Roland Linz

Roland Linz wechselt doch zur Admira.

Wien (APA) - Der Transfer-Poker um Roland Linz hat eine überraschende Wende genommen. Der Stürmer, der von der Wiener Austria bis Sommer an OGC Nice verliehen wurde, dort aber nicht Fuß fasste, kehrt in die österreichische Bundesliga zurück. Allerdings soll der ÖFB-Teamspieler nicht den Dress von Sturm Graz, sondern jenen seines Ex-Klubs Admira tragen.

Der 23-jährige Steirer hatte in der vergangenen Saison für die Niederösterreicher 15 Treffer erzielt.
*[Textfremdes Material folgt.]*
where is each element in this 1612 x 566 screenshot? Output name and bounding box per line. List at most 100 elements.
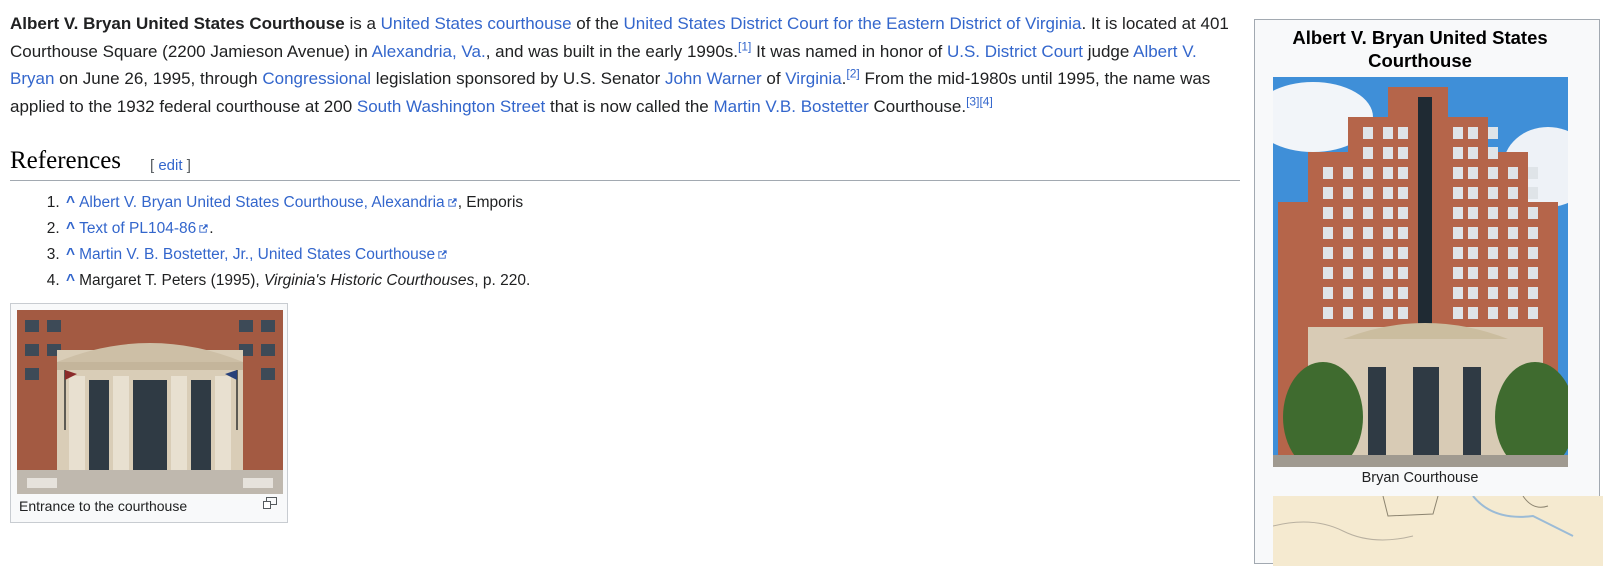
building-window (1398, 247, 1408, 259)
building-window (1398, 147, 1408, 159)
link-district-court-eastern-virginia[interactable]: United States District Court for the Eas… (624, 14, 1082, 33)
building-window (1383, 227, 1393, 239)
link-united-states-courthouse[interactable]: United States courthouse (381, 14, 572, 33)
text-run: legislation sponsored by U.S. Senator (371, 69, 665, 88)
infobox-caption: Bryan Courthouse (1361, 470, 1479, 486)
building-window (1468, 227, 1478, 239)
entrance-caption: Entrance to the courthouse (19, 498, 188, 514)
reference-suffix: , Emporis (457, 194, 524, 211)
building-window (1383, 287, 1393, 299)
building-window (1508, 167, 1518, 179)
building-window (1468, 147, 1478, 159)
building-window (1508, 287, 1518, 299)
citation-3[interactable]: [3] (966, 94, 979, 108)
reference-author: Margaret T. Peters (1995), (79, 272, 264, 289)
entrance-figure: Entrance to the courthouse (10, 303, 288, 523)
external-link-icon (199, 224, 208, 233)
building-window (1453, 287, 1463, 299)
building-window (1383, 247, 1393, 259)
building-window (1488, 267, 1498, 279)
reference-item: ^Martin V. B. Bostetter, Jr., United Sta… (64, 242, 530, 268)
infobox-title: Albert V. Bryan United States Courthouse (1292, 27, 1548, 71)
building-window (1488, 167, 1498, 179)
building-window (1488, 187, 1498, 199)
text-run: Courthouse. (868, 96, 967, 116)
edit-section-link[interactable]: edit (158, 157, 182, 174)
building-window (1383, 147, 1393, 159)
link-martin-vb-bostetter[interactable]: Martin V.B. Bostetter (713, 97, 868, 116)
building-window (1398, 167, 1408, 179)
building-window (1468, 167, 1478, 179)
building-window (1488, 147, 1498, 159)
building-window (1398, 307, 1408, 319)
infobox-photo[interactable] (1273, 77, 1568, 467)
citation-1[interactable]: [1] (738, 39, 751, 53)
link-virginia[interactable]: Virginia (785, 69, 841, 88)
backlink-caret[interactable]: ^ (66, 194, 75, 211)
infobox: Albert V. Bryan United States Courthouse… (1254, 19, 1603, 566)
building-window (1383, 127, 1393, 139)
building-window (1363, 187, 1373, 199)
building-window (1323, 247, 1333, 259)
building-window (1468, 247, 1478, 259)
reference-link-pl104-86[interactable]: Text of PL104-86 (79, 220, 196, 237)
text-run: It was named in honor of (751, 41, 947, 61)
backlink-caret[interactable]: ^ (66, 220, 75, 237)
entrance-photo[interactable] (17, 310, 283, 494)
building-window (1323, 187, 1333, 199)
lead-paragraph: Albert V. Bryan United States Courthouse… (10, 10, 1242, 120)
link-us-district-court[interactable]: U.S. District Court (947, 42, 1083, 61)
building-window (1468, 287, 1478, 299)
building-window (1528, 167, 1538, 179)
building-window (1488, 287, 1498, 299)
building-window (1488, 127, 1498, 139)
edit-section: [ edit ] (150, 157, 191, 174)
link-congressional[interactable]: Congressional (262, 69, 371, 88)
building-window (1528, 307, 1538, 319)
citation-4[interactable]: [4] (979, 94, 992, 108)
text-run: of (761, 69, 786, 88)
building-window (1528, 267, 1538, 279)
building-window (1528, 287, 1538, 299)
reference-link-emporis[interactable]: Albert V. Bryan United States Courthouse… (79, 194, 445, 211)
building-window (1488, 227, 1498, 239)
reference-book-title: Virginia's Historic Courthouses (264, 272, 475, 289)
building-window (1363, 287, 1373, 299)
building-window (1363, 307, 1373, 319)
building-window (1323, 267, 1333, 279)
building-window (1323, 207, 1333, 219)
building-window (1453, 187, 1463, 199)
link-alexandria[interactable]: Alexandria, Va. (372, 42, 486, 61)
text-run: judge (1083, 41, 1134, 61)
building-window (1343, 267, 1353, 279)
building-window (1468, 207, 1478, 219)
reference-link-bostetter-courthouse[interactable]: Martin V. B. Bostetter, Jr., United Stat… (79, 246, 435, 263)
link-john-warner[interactable]: John Warner (665, 69, 762, 88)
building-window (1453, 147, 1463, 159)
backlink-caret[interactable]: ^ (66, 246, 75, 263)
building-window (1508, 267, 1518, 279)
courthouse-photo-drawing (1273, 77, 1568, 467)
link-south-washington-street[interactable]: South Washington Street (357, 97, 545, 116)
building-window (1508, 207, 1518, 219)
text-run: , and was built in the early 1990s. (485, 41, 739, 61)
building-window (1468, 307, 1478, 319)
building-window (1508, 187, 1518, 199)
building-window (1453, 267, 1463, 279)
building-window (1528, 187, 1538, 199)
building-window (1343, 207, 1353, 219)
building-window (1383, 307, 1393, 319)
building-window (1363, 147, 1373, 159)
building-window (1343, 187, 1353, 199)
reference-item: ^Text of PL104-86. (64, 216, 530, 242)
reference-suffix: . (209, 220, 214, 237)
building-window (1528, 227, 1538, 239)
references-title: References (10, 147, 122, 174)
magnify-icon[interactable] (263, 497, 277, 509)
building-window (1453, 127, 1463, 139)
building-window (1508, 307, 1518, 319)
backlink-caret[interactable]: ^ (66, 272, 75, 289)
building-window (1398, 227, 1408, 239)
building-window (1398, 207, 1408, 219)
citation-2[interactable]: [2] (846, 66, 859, 80)
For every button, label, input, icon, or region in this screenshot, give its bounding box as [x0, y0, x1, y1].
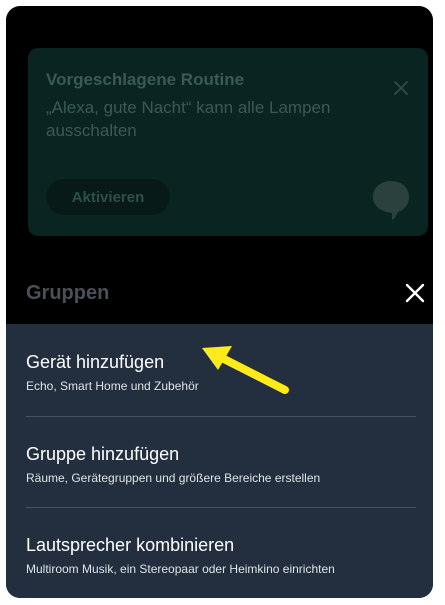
- routine-title: Vorgeschlagene Routine: [46, 70, 245, 89]
- item-title: Lautsprecher kombinieren: [26, 535, 235, 555]
- item-subtitle: Räume, Gerätegruppen und größere Bereich…: [26, 471, 321, 485]
- routine-description: „Alexa, gute Nacht“ kann alle Lampen aus…: [46, 98, 331, 140]
- close-icon[interactable]: [391, 78, 411, 98]
- sheet-title: Gruppen: [26, 282, 110, 304]
- close-icon[interactable]: [404, 282, 426, 304]
- activate-button[interactable]: Aktivieren: [46, 179, 170, 215]
- yellow-arrow-icon: [190, 340, 300, 400]
- speech-bubble-icon: [371, 179, 411, 221]
- add-group-item[interactable]: Gruppe hinzufügen Räume, Gerätegruppen u…: [6, 416, 433, 504]
- item-title: Gerät hinzufügen: [26, 352, 165, 372]
- item-subtitle: Echo, Smart Home und Zubehör: [26, 379, 199, 393]
- combine-speakers-item[interactable]: Lautsprecher kombinieren Multiroom Musik…: [6, 507, 433, 595]
- suggested-routine-card: Vorgeschlagene Routine „Alexa, gute Nach…: [28, 48, 428, 236]
- item-subtitle: Multiroom Musik, ein Stereopaar oder Hei…: [26, 562, 335, 576]
- item-title: Gruppe hinzufügen: [26, 444, 180, 464]
- phone-screen: Vorgeschlagene Routine „Alexa, gute Nach…: [6, 6, 433, 598]
- sheet-header: Gruppen: [6, 266, 433, 324]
Der Leihvertrag bis Sommer soll laut Admira noch am Mittwoch unterzeichnet werden. "Er wechselt nach Klärung aller Formalitäten zur Admira", bestätigte Austria- Generalmanager Toni Polster am Mittwoch aus dem Trainingslager in Marbella. "Von unserer Warte her ist mit der Admira alles geklärt. Formal sind wir aber in der Warteposition, denn ein Ansuchen auf Vertragsauflösung von Seiten von Nizza liegt uns noch nicht vor", erklärte Austria-Manager Markus Kraetschmer. Paradoxerweise ist Linz aber schon auf dem Weg ins Trainingslager von Sturm Graz im Iran. Ein halbjähriger Leihvertrag mit den Grazern, die als Tabellen-Vorletzter voll im Abstiegskampf stehen, schien bereits beschlossene Sache. "Für mich ist Sturm die Nummer eins, sonst wäre ich ja nicht hier", sagte der Steirer Mittwochvormittag. "Letztlich entscheidet der Spieler und er hat sich für Sturm entschieden", unterstrich Sturm-Präsident Hannes Kartnig. Polster hat aber offenbar ein erstes Machtwort gesprochen. "Ich versuche in der Causa das Optimum für die Austria herauszuholen, mit Rücksicht auf den Spieler und den Menschen Roland Linz. Nach genauer Prüfung ist das die Admira", sagte Polster und verwies auf seine Vollmachten: "Ich bin von Frank Stronach eingestellt worden und habe auch die Freiheit zu entscheiden, was das Beste ist. Natürlich in Absprache, denn er ist der Boss."